A legal spat over copyright may result in AUM Shinrikyo being banned from using its own name or logo, following steps taken Tuesday by the cult's chief receiver.
Saburo Abe, the head receiver of the bankrupt religious organization, sent a warning letter to Tatsuko Muraoka, the cult's deputy chief representative, ordering the cult to stop using the AUM Shinrikyo name and logo - symbols that have struck terror in the hearts of some and continue to do so with rumors abounding of the cult's resurgence.
Abe's letter argued that copyright to the name AUM Shinrikyo belongs to lawyers who are trustees of the cult, and that the resurrected AUM organization - nonreligious in theory - is breaching copyright by calling itself AUM Shinrikyo.
Abe says that if the current incarnation of AUM refuses to abide by his demand, the trustees will take the organization to court.
AUM's activities would, at least superficially, be seriously curtailed if the cult were banned from using the name and logo, as well as publishing books written by its guru, Shoko Asahara.
The Tokyo District Court declared the doomsday cult bankrupt in March 1996, after it found the sect unable to foot compensation payments it was responsible for making to thousands of victims of its alleged gas attacks on the capital's subways and in Matsumoto, Nagano Prefecture.
In the Matsumoto sarin-gas attack in June 1994, seven people lost their lives and nearly 600 were injured. Twelve people were killed and over 5,500 were wounded in the Tokyo subway gas attack the following year.
Following the decision, the cult lost its status as a religious body, which had hightened its taxation requirements. Its remaining assets, including the copyright materials, were placed under the control of the trustees.
Recently, however, a resurgent AUM has started to organize seminars and publish books written by Asahara, who is charged with instigating the poison-gas attacks and other serious crimes.
Many of the cult's victims, who are also its creditors, are outraged by the apparent resurrection of the cult.
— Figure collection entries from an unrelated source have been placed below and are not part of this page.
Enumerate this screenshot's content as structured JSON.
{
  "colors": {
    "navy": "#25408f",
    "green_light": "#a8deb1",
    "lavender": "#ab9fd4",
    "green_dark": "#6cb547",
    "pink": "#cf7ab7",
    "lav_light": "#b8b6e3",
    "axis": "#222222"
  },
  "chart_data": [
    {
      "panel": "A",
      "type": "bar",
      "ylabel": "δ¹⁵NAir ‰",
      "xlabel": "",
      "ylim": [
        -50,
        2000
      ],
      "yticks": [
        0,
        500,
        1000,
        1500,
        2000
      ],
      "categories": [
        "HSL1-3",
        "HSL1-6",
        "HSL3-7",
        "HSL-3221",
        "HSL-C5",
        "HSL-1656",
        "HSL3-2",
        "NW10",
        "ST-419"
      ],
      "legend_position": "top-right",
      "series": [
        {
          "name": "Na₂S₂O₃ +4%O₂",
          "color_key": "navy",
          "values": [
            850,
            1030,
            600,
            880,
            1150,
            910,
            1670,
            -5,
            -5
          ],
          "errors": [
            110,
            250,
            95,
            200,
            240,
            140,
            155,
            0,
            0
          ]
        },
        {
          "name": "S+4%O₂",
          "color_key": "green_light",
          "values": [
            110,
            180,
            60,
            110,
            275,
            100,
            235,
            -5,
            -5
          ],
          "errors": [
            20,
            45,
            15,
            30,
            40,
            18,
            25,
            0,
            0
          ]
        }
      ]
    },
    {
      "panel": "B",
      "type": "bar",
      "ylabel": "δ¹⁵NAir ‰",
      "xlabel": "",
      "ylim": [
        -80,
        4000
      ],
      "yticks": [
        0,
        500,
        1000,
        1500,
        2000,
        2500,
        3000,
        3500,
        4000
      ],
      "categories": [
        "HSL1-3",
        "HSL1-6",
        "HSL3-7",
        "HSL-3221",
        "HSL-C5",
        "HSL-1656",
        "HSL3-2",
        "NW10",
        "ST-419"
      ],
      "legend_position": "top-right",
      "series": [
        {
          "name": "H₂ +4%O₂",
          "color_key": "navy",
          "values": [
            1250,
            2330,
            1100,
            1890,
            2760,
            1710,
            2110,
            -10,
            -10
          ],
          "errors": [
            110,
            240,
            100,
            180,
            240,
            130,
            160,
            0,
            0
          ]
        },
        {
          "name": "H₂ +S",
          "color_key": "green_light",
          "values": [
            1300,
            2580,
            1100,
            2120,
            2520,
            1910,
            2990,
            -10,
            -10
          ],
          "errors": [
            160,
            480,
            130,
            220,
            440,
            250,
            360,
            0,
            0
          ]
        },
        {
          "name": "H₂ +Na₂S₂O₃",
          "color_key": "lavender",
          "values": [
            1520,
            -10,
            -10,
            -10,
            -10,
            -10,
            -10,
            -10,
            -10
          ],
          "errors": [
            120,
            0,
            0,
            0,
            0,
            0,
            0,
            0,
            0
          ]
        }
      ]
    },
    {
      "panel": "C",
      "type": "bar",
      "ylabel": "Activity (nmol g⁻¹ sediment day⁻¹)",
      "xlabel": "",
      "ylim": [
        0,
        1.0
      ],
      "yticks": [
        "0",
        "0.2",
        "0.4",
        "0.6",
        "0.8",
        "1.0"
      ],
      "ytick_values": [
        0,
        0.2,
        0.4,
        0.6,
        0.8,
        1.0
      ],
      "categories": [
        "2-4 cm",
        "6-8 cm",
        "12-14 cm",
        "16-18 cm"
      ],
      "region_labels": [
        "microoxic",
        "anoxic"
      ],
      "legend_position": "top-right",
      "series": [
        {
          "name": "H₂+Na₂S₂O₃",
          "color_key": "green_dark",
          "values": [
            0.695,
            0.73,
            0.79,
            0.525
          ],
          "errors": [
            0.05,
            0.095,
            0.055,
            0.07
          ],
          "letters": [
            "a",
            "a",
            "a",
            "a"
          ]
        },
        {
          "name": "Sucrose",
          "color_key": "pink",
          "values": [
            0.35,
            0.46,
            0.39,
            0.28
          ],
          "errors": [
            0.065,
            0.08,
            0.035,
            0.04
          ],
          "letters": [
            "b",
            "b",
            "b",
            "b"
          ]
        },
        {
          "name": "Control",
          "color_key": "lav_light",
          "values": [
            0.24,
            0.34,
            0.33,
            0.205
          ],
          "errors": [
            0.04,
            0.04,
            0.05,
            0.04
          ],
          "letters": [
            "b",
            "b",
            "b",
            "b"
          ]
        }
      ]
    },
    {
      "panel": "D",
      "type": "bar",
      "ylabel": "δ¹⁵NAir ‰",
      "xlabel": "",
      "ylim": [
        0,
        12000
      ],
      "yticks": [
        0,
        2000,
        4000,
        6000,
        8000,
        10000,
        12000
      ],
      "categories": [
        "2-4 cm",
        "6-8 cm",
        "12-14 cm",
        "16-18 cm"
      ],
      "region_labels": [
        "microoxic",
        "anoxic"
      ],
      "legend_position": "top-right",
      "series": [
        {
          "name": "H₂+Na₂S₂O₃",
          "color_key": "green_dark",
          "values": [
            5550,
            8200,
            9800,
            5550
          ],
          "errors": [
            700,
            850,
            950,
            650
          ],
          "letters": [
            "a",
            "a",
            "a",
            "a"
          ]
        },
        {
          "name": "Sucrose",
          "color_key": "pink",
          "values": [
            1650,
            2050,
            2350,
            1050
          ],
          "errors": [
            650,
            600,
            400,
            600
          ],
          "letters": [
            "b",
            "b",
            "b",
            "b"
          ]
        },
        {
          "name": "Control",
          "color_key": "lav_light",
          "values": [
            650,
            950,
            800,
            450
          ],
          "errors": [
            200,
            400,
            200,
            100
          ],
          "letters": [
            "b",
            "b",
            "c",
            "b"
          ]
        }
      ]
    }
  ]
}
The trustees reached the decision to demand the ban after consulting with the Tokyo District Prosecutors' Office.
It is not normal practice for a trustee to stake a claim for copyright on materials held by a bankrupt body, as such a move rarely proves to be lucrative.
Several Diet members, organizations and local activist groups have urged that the cult be formally banned in the wake of its phoenixlike revival in recent months, but all such action has been to no avail.